The Commission deposed Monarch Lili'uokalani in a long and bloody revolution on January 17, 1893, with the help of John Stevens, the US Ambassador to Hawaii, and a detachment of Soldiers from the battleship USS Boston. The Provisional Government was declared by the Committee of Safety.

Minister Stevens accepted the new administration and declared Hawaii a US colony even without the consent of the US State Department. The new government and President Benjamin Harrison executed an acquisition treaty. Grover Cleveland succeeded Harrison as presidency first before Congress could approve the pact, and the deal was later withdrawn.

In 1894, Dole dispatched a delegation to Washington to request annexation. Instead, President Cleveland named James Blount as a special prosecutor to investigate the occurrences in the Island Of Hawaii. The Blount Commission determined that Lili'uokalani had been deposed illegally and ordered the American flag to be removed from Hawaiian official facilities.

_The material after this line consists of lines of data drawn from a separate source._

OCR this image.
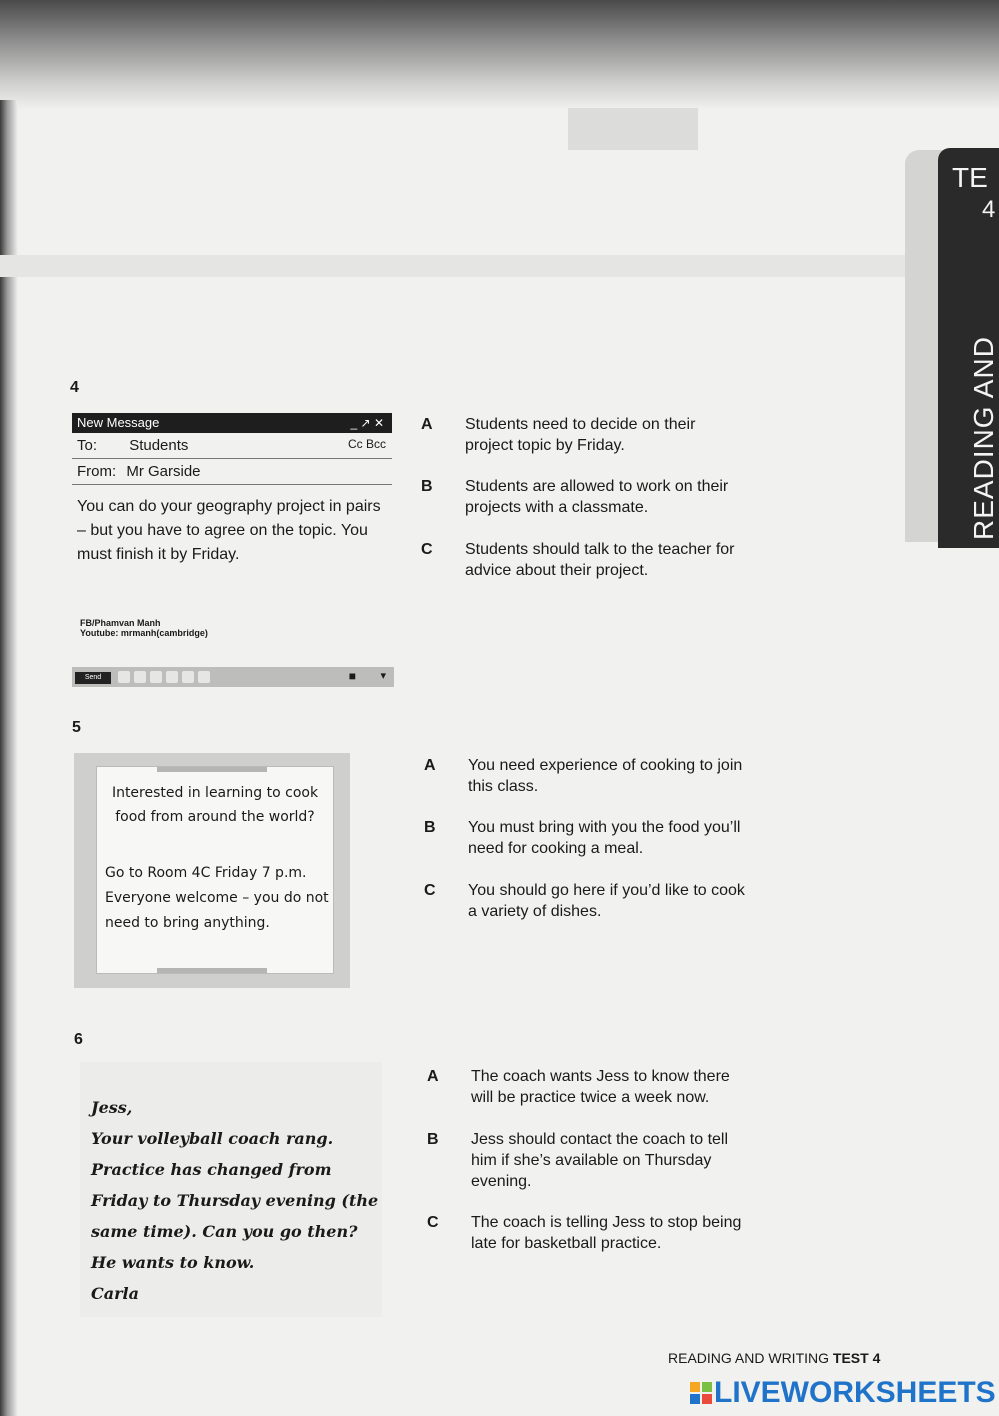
TE
4
READING AND
4
New Message	_ ↗ ✕
To: Students	Cc Bcc
From: Mr Garside
You can do your geography project in pairs – but you have to agree on the topic. You must finish it by Friday.
FB/Phamvan Manh
Youtube: mrmanh(cambridge)
Send	■ ▾
A Students need to decide on their project topic by Friday.
B Students are allowed to work on their projects with a classmate.
C Students should talk to the teacher for advice about their project.
5
Interested in learning to cook food from around the world?
Go to Room 4C Friday 7 p.m. Everyone welcome – you do not need to bring anything.
A You need experience of cooking to join this class.
B You must bring with you the food you’ll need for cooking a meal.
C You should go here if you’d like to cook a variety of dishes.
6
Jess,
Your volleyball coach rang. Practice has changed from Friday to Thursday evening (the same time). Can you go then? He wants to know.
Carla
A The coach wants Jess to know there will be practice twice a week now.
B Jess should contact the coach to tell him if she’s available on Thursday evening.
C The coach is telling Jess to stop being late for basketball practice.
READING AND WRITING TEST 4
LIVEWORKSHEETS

Lili'uokalani, on the other hand, never recovered power. Sanford Dole, the chairman of the Committee of Security and leader of the Interim Government of Hawaii, declined to relinquish control. Dole maintained that the US had no legal authority to meddle in Hawaii's domestic affairs. In 1894, the Provisional Government declared Hawaii to be a republic, the Sovereign State of Hawaii, with Dole as its first leader.

Queen Lili'uokalani wrote a letter of complaint to the United States House of Representatives in a final, fruitless attempt to recapture the sovereignty of her nation for native Hawaiians. She said that her monarchy had been usurped unlawfully and that any attempt by the United States to conquer Hawaii without fair trials would be intolerable.

Hawaii had minimal influence in the US government as a territory, with only one non-voting member in the House of Representatives. The territorial status permitted wealthy white landowners to recruit low-cost labor and sell low-cost goods to the mainland. These landowners utilized their clout to ensure that Hawaii remained a territory.

Conclusion
Finally, in March 1959, President Eisenhower approved a Hawaii statehood resolution that had cleared both the House and the Senate. In June of that year, Hawaii residents voted on whether or not to approve the citizenship measure in a referendum.

President Dwight D. Eisenhower signed the official declaration recognizing Hawaii as the 50th state on August 21, 1959, bringing an end to more than half a century of struggle for Hawaiian statehood.